Conto: Depressa
João Anzanello Carrascoza
Eu ia correndo à vida. Aos sete, a
gente é assim. Pula de um doce pra um brinquedo. De um brinquedo pra uma
tristeza. Tudo rápido, no demorado da infância. O pai chegava, Olha o que eu
trouxe pra você!, e abria a mão: um punhado de balas Chita! O mundo, então, era
aquele sabor em minha boca, eu concentrado em mastigar, querendo outra, e mais
outra, satisfeito de estar ali, fiel ao meu instante. [...]

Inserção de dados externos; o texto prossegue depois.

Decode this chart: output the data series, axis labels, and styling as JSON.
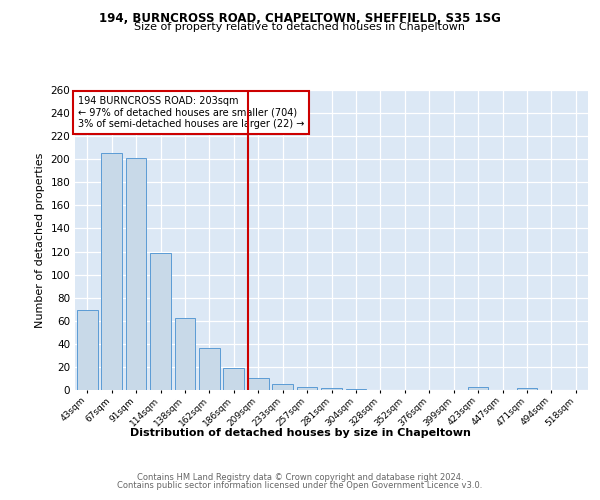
{
  "title1": "194, BURNCROSS ROAD, CHAPELTOWN, SHEFFIELD, S35 1SG",
  "title2": "Size of property relative to detached houses in Chapeltown",
  "xlabel": "Distribution of detached houses by size in Chapeltown",
  "ylabel": "Number of detached properties",
  "footer1": "Contains HM Land Registry data © Crown copyright and database right 2024.",
  "footer2": "Contains public sector information licensed under the Open Government Licence v3.0.",
  "annotation_title": "194 BURNCROSS ROAD: 203sqm",
  "annotation_line1": "← 97% of detached houses are smaller (704)",
  "annotation_line2": "3% of semi-detached houses are larger (22) →",
  "property_size": 203,
  "vline_bin_index": 7,
  "bar_labels": [
    "43sqm",
    "67sqm",
    "91sqm",
    "114sqm",
    "138sqm",
    "162sqm",
    "186sqm",
    "209sqm",
    "233sqm",
    "257sqm",
    "281sqm",
    "304sqm",
    "328sqm",
    "352sqm",
    "376sqm",
    "399sqm",
    "423sqm",
    "447sqm",
    "471sqm",
    "494sqm",
    "518sqm"
  ],
  "bar_values": [
    69,
    205,
    201,
    119,
    62,
    36,
    19,
    10,
    5,
    3,
    2,
    1,
    0,
    0,
    0,
    0,
    3,
    0,
    2,
    0,
    0
  ],
  "bar_color": "#c8d9e8",
  "bar_edge_color": "#5b9bd5",
  "vline_color": "#cc0000",
  "annotation_box_color": "#cc0000",
  "background_color": "#dce8f5",
  "ylim": [
    0,
    260
  ],
  "yticks": [
    0,
    20,
    40,
    60,
    80,
    100,
    120,
    140,
    160,
    180,
    200,
    220,
    240,
    260
  ]
}
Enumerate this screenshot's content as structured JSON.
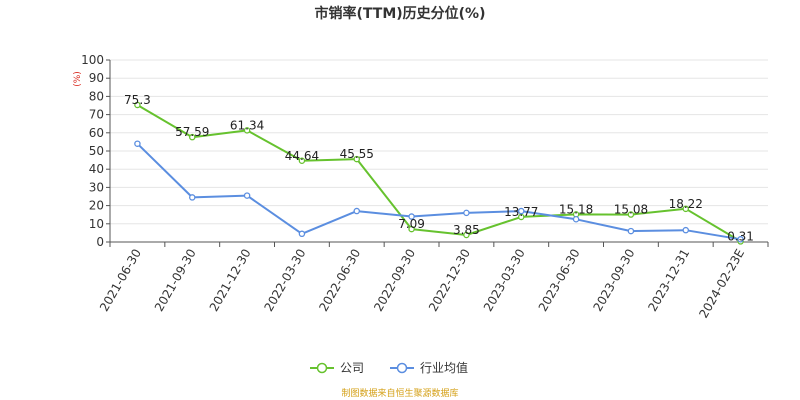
{
  "chart_data": {
    "type": "line",
    "title": "市销率(TTM)历史分位(%)",
    "y_unit_label": "(%)",
    "ylim": [
      0,
      100
    ],
    "y_ticks": [
      0,
      10,
      20,
      30,
      40,
      50,
      60,
      70,
      80,
      90,
      100
    ],
    "grid": true,
    "legend_position": "bottom",
    "categories": [
      "2021-06-30",
      "2021-09-30",
      "2021-12-30",
      "2022-03-30",
      "2022-06-30",
      "2022-09-30",
      "2022-12-30",
      "2023-03-30",
      "2023-06-30",
      "2023-09-30",
      "2023-12-31",
      "2024-02-23E"
    ],
    "series": [
      {
        "name": "公司",
        "color": "#66c22e",
        "values": [
          75.3,
          57.59,
          61.34,
          44.64,
          45.55,
          7.09,
          3.85,
          13.77,
          15.18,
          15.08,
          18.22,
          0.31
        ],
        "labels": [
          "75.3",
          "57.59",
          "61.34",
          "44.64",
          "45.55",
          "7.09",
          "3.85",
          "13.77",
          "15.18",
          "15.08",
          "18.22",
          "0.31"
        ]
      },
      {
        "name": "行业均值",
        "color": "#5b8ee0",
        "values": [
          54,
          24.5,
          25.5,
          4.5,
          17,
          14,
          16,
          17,
          12.5,
          6,
          6.5,
          1.5
        ]
      }
    ]
  },
  "source": "制图数据来自恒生聚源数据库",
  "colors": {
    "source_text": "#d4a017",
    "unit_text": "#d9261c",
    "grid": "#e5e5e5",
    "axis": "#555555"
  }
}
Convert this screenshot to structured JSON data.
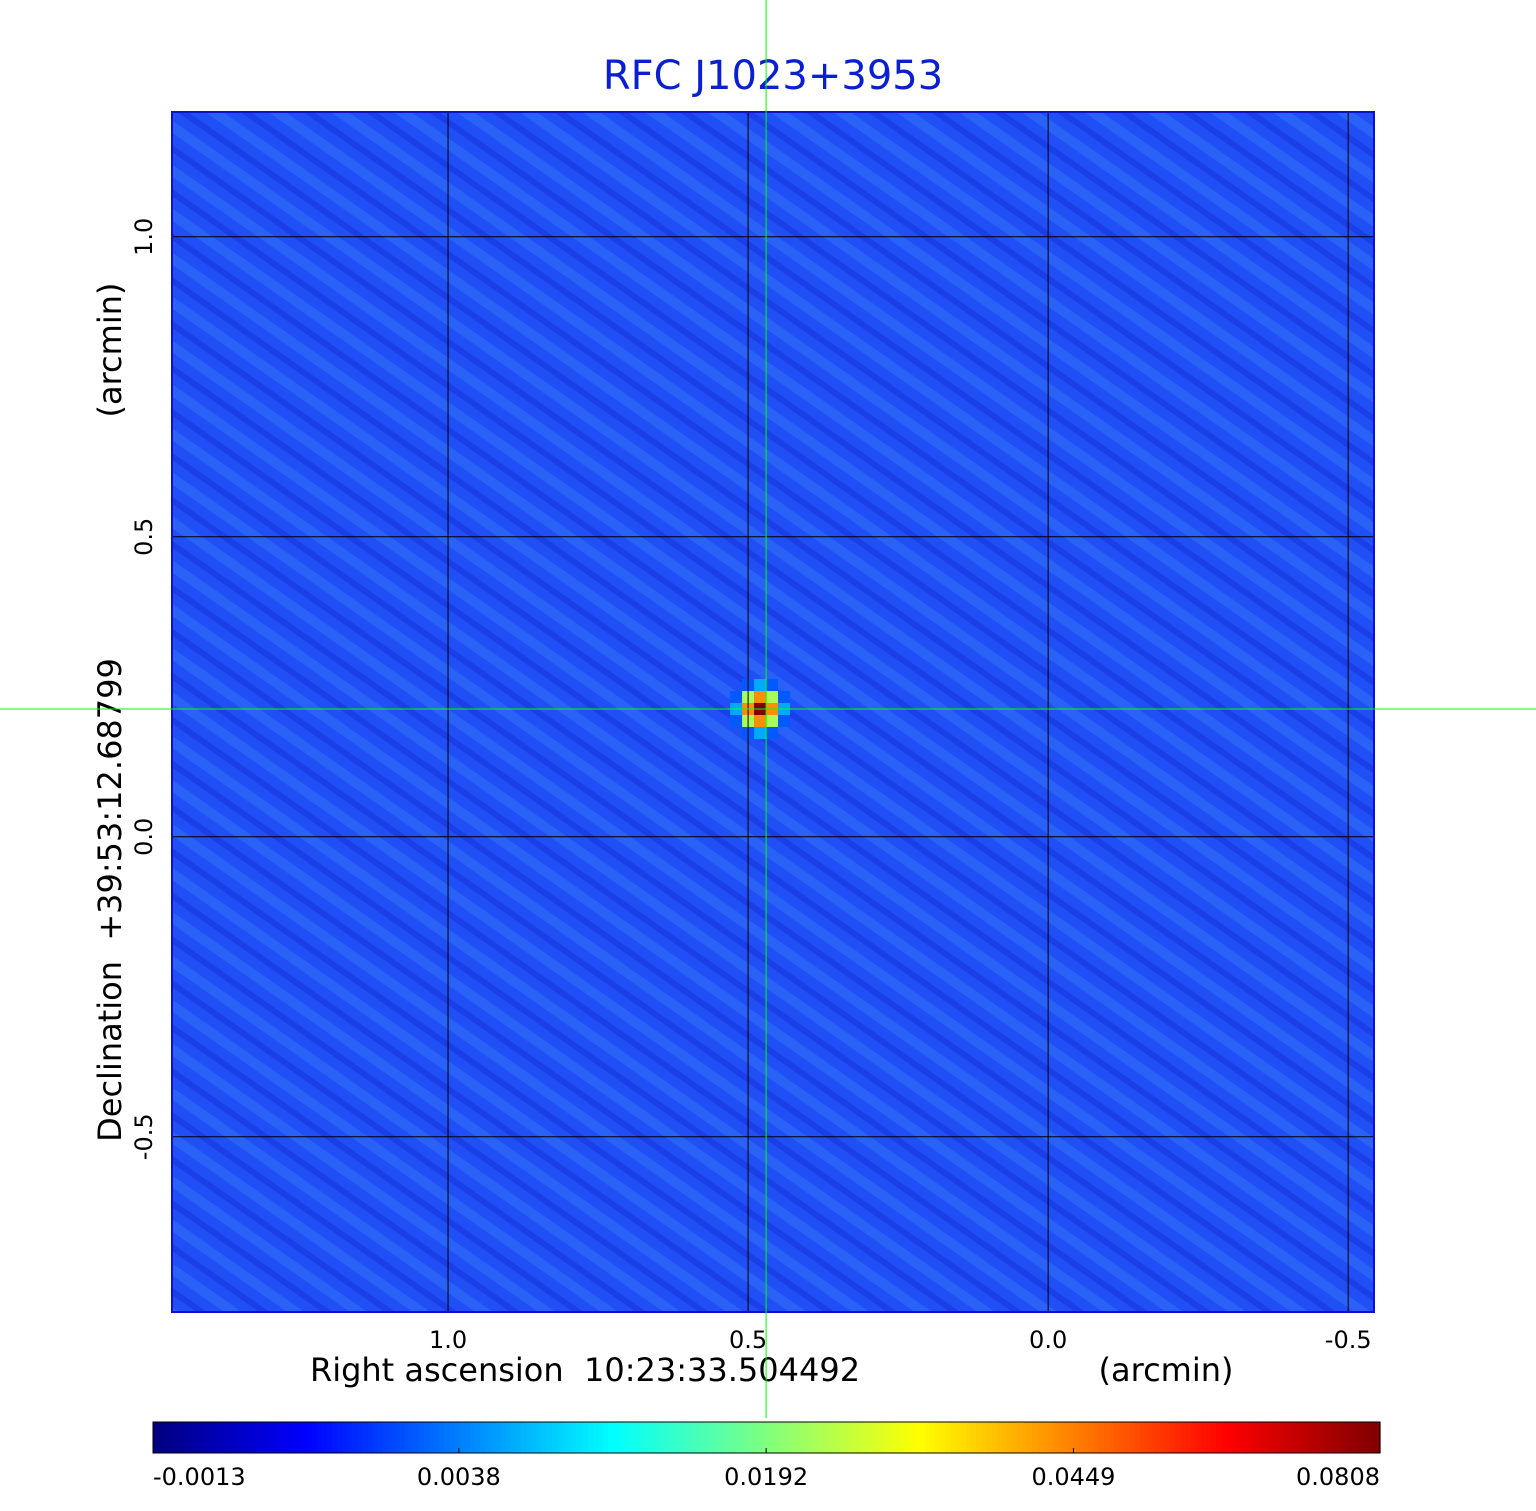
{
  "chart_data": {
    "type": "image",
    "title": "RFC J1023+3953",
    "x_label": "Right ascension  10:23:33.504492",
    "x_unit": "(arcmin)",
    "y_label": "Declination  +39:53:12.68799",
    "y_unit": "(arcmin)",
    "xlim": [
      1.46,
      -0.543
    ],
    "ylim": [
      -0.792,
      1.208
    ],
    "xticks": [
      {
        "value": 1,
        "label": "1.0"
      },
      0.5,
      {
        "value": 0,
        "label": "0.0"
      },
      -0.5
    ],
    "yticks": [
      {
        "value": 1,
        "label": "1.0"
      },
      0.5,
      {
        "value": 0,
        "label": "0.0"
      },
      -0.5
    ],
    "grid": true,
    "colormap": "jet",
    "colorbar": {
      "scale": "sqrt",
      "lim": [
        -0.0013,
        0.0808
      ],
      "ticks": [
        -0.0013,
        0.0038,
        0.0192,
        0.0449,
        0.0808
      ]
    },
    "crosshair": {
      "x": 0.47,
      "y": 0.213,
      "color": "#00ff00"
    }
  }
}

Assim era um dia, o outro também: eu
despertava, me enfiava no uniforme e no menino que me cabia, o café da manhã
vinha a mim, eu e meu irmão indo pra escola, o caminho um sobe e desce que
andava em nós; na rua pensávamos no encontro com os amigos no portão; no portão
já íamos rascunhando o que aprenderíamos na sala de aula; na sala de aula já
recolhendo o tempo, como uma corda, pra trazer mais rápido o recreio – e nele
viver pequenas alegrias. [...]
Então, numa manhã, veio do Rio de
Janeiro a tia Imaculada e com ela a prima Teresa, que eu não conhecia. Chegamos
da escola, a tia na cozinha ajudava a mãe a fazer o almoço, Oi, oi, beijo em
mim, beijo em meu irmão, ele já indo guardar a mochila, eu ali, e lá no quintal
ela, Teresa, menina. Vi, feliz, a novidade, mas, em seguida, desvi.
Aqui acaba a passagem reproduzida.